The frustration that many Minnesota Wild fans had during most of the regular season continued in game 2. Minnesota did well in game one by scoring four goals but made critical errors in their end of the ice to give Colorado the game. Tonight the Wild had scoring chances, didn’t score enough goals but did much better clearing the puck from their defensive zone.
Ilya Bryzgalov was pulled midway through the second period after Colorado scored their third goal. Bryzgalov didn’t play bad game. He made some big saves in the second period but the Wild’s inability to contain the speed of the Colorado Avalanche and their great forwards did the Bryzgalov in.

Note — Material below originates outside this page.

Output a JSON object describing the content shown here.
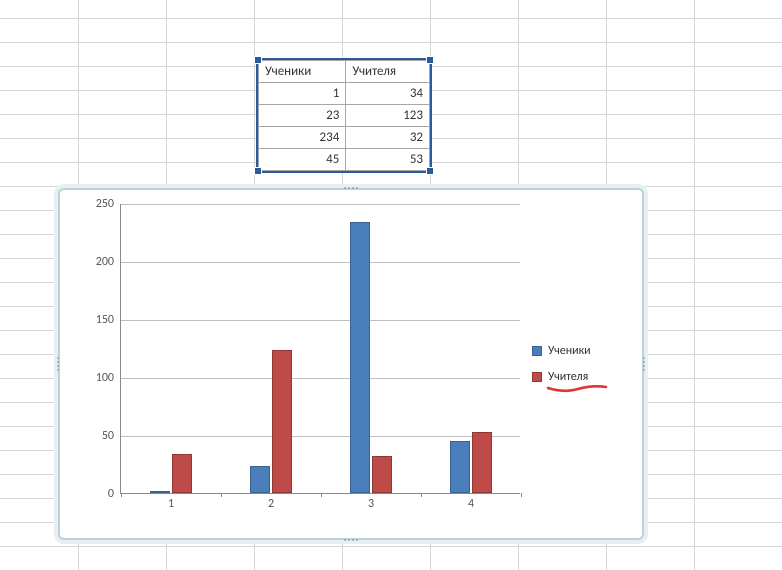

The goals scored by Gabriel Landeskog, his second and third of the series were things of beauty. The Colorado Avalanche broke out of their end with great speed, Landeskog was the recipient of good passes and he placed the puck where it needed to be; in the back of the net. It’s hard to fault Bryzgalov on those goals.
Darcy Kuemper played well. He made some big saves as the Wild were pressing to score a goal. By pressing, the Wild gave up odd man rushes. Kemper was there to close the door and keep the Minnesota Wild in the game.
I don’t want to take anything away from the Colorado Avalanche. They are an opportunistic bunch. When they have chances, they bury those chances. In game one, they took advantage of brutal errors by the Wild. On Saturday night they took advantage of the Wild’s inability to score and took advantage of their fast paced rushes by scoring big goals.
The Minnesota Wild has to dig out of a big hole. They have been caved in by a mighty Avalanche squad and I don’t think they can dig themselves out of it. At this point they will be lucky to win a game. They need to play with a sense of urgency and desperation. They need to take advantage of their opportunities.
Minnesota needs to find ways to deal with the speed of the talented Colorado offense. If the don’t there is no way that the Wild will win any games.
The one question I have going into game three is if Mike Yeo will start Darcy Kuemper. I think he will. Darcy played well in a period and a half of play. Darcy’s strong play might force Mike Yeo’s hand that needs a way to create a spark for his club. Changing things up in goal might do that.
Minnesota did make it interesting at the end of the third period. Ryan Suter took a penalty with under two minutes to play but they managed to get a shorthanded goal with 1:19 left in the game. Colorado won the game 4-2 (scored an empty net goal with 14.2 seconds left).